In order to be successful, Accountable Care Organizations must adapt cost cutting strategies that prove effective in the short and long term and complement long term population health management. Adding palliative care teams (physicians, nursing, therapists, pharmacies, hospice, and long term care facilities) to services even while aggressive life extending measures are on the rise, brings the right mix of services to the growing aging population.
Today there is 1 palliative care physician for every 1300 patients and an estimated physician shortage of 18,000 would seem to thwart the efforts to expand palliative care.
More patients are dying at home than in the hospital, in accordance with their wishes, while the use of hospice and hospital palliative care services grows. Despite embracing hospice care, more people are using hospice for only three days or less. What’s more, nearly one-third of those short hospice stays followed a hospitalization and ICU stay in the last month of life. Such findings indicate that increased hospice use may not mean lower healthcare resource utilization.

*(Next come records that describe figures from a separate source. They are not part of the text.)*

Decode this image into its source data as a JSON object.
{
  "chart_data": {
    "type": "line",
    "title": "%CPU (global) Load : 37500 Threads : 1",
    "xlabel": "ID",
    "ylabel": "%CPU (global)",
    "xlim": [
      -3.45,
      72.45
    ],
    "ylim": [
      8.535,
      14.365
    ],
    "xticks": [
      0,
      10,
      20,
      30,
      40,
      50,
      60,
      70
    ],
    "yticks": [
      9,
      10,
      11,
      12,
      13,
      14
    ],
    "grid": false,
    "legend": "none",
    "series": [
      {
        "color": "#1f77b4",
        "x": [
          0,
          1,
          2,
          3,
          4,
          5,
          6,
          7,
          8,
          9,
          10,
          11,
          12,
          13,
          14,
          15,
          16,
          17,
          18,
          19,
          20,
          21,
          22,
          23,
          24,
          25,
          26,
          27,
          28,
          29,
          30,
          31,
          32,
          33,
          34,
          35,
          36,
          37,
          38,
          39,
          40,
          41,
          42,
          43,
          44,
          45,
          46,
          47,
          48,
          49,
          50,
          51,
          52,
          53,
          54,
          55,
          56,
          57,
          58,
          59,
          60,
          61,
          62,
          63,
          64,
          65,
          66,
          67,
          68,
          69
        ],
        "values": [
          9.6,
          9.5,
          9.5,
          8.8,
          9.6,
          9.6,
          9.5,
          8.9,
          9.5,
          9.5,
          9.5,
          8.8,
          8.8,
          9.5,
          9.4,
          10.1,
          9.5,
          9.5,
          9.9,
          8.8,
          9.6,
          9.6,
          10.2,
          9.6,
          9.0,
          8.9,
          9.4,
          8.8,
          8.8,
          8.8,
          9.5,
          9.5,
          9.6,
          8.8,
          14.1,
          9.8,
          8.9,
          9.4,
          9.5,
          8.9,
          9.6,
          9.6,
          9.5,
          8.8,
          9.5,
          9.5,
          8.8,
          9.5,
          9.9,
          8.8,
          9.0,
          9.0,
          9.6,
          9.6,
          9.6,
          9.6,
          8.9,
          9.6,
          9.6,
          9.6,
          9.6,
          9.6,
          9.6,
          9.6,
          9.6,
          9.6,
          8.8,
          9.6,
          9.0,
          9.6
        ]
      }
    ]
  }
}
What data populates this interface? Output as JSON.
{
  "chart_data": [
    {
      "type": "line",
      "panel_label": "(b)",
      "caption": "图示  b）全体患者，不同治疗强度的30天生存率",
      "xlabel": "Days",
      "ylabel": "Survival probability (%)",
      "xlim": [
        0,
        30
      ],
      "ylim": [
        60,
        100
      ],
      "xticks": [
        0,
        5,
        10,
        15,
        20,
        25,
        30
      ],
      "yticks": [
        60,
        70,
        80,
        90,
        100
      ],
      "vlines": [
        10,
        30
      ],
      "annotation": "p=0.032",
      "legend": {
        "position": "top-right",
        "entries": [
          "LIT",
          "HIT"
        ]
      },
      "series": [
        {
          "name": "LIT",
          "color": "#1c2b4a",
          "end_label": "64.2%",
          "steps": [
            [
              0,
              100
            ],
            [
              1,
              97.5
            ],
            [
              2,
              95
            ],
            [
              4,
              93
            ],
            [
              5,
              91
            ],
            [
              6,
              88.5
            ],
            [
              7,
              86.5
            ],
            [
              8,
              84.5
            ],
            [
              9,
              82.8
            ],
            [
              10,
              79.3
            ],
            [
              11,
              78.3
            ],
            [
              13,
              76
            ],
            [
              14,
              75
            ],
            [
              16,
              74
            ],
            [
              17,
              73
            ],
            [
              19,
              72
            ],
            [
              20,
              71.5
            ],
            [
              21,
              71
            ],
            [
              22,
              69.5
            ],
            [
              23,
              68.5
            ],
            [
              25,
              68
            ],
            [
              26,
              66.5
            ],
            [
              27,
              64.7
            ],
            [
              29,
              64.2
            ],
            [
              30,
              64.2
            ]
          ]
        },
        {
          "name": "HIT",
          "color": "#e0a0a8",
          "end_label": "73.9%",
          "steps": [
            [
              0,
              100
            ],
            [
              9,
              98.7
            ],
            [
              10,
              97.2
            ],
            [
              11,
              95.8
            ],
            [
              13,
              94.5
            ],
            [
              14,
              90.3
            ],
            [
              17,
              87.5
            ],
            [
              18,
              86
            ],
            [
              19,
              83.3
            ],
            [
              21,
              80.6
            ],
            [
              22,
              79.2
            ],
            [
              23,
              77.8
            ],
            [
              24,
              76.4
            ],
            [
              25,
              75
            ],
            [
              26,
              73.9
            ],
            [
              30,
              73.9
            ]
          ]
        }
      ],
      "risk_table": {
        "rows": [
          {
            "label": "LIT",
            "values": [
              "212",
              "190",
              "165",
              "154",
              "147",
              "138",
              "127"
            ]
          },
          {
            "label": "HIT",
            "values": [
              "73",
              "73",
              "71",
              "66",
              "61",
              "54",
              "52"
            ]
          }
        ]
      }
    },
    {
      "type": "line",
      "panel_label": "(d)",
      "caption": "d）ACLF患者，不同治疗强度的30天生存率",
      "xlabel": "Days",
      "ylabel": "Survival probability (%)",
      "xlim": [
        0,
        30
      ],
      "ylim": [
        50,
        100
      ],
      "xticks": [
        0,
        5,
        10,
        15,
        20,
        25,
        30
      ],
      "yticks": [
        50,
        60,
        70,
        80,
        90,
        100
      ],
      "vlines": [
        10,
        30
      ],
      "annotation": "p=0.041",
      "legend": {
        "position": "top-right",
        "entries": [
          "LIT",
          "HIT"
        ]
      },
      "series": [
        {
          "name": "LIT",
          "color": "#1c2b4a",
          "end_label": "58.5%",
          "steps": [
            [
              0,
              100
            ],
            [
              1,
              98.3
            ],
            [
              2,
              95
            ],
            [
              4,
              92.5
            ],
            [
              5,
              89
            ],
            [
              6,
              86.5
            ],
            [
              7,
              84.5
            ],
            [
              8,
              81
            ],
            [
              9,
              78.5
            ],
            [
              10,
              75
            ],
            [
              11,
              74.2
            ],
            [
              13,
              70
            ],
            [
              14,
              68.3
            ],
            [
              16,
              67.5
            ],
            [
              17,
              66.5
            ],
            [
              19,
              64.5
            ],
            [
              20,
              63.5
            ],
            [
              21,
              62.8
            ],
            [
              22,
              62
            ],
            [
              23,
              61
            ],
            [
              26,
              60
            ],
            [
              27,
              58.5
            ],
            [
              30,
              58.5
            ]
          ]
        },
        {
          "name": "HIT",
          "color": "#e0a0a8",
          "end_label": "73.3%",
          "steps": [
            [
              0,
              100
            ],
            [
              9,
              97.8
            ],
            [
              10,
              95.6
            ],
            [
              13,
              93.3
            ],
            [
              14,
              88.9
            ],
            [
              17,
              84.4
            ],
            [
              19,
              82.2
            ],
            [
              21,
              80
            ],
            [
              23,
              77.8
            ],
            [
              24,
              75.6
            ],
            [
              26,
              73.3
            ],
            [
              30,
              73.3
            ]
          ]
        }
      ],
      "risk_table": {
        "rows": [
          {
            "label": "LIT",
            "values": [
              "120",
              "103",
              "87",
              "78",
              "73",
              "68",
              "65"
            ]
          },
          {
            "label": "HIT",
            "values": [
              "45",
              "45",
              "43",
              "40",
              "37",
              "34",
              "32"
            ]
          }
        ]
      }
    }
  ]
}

Palliative care programs lead to lower patient costs. For example, at Kaiser Permanente, average costs for palliative care patients with cancer were 35 percent lower than for usual-care patients, 67 percent lower for palliative care patients with chronic obstructive pulmonary disease and 52 percent lower for palliative care patients with congestive heart failure.
So the question is why the disconnect? Research seems to indicate a lack of communication coordination between patients, family, and providers about options for end of life care. While people say they are interested in palliative care, they do not really talk about it to the right people.
Your practice is the “right people,” allowing patients options and taking the time to explain the pros and cons of options is a great way to get people actively involved in their own end of life decisions. And those conversations need to take place long before they have to implement them. The average patient will respond favorably to these conversations. Everyone has had some end of life experiences with friends/relatives/acquaintances and probably have already formed an opinion about how they would proceed. However, odds are, no one has asked them what they think.
Developing a practice strategy to address this critical issue with patients will accomplish multiple goals in 2015. It will help patients, promote palliative care, reduce cost, open up new jobs in healthcare and, most importantly, give end of life care the dignity it deserves.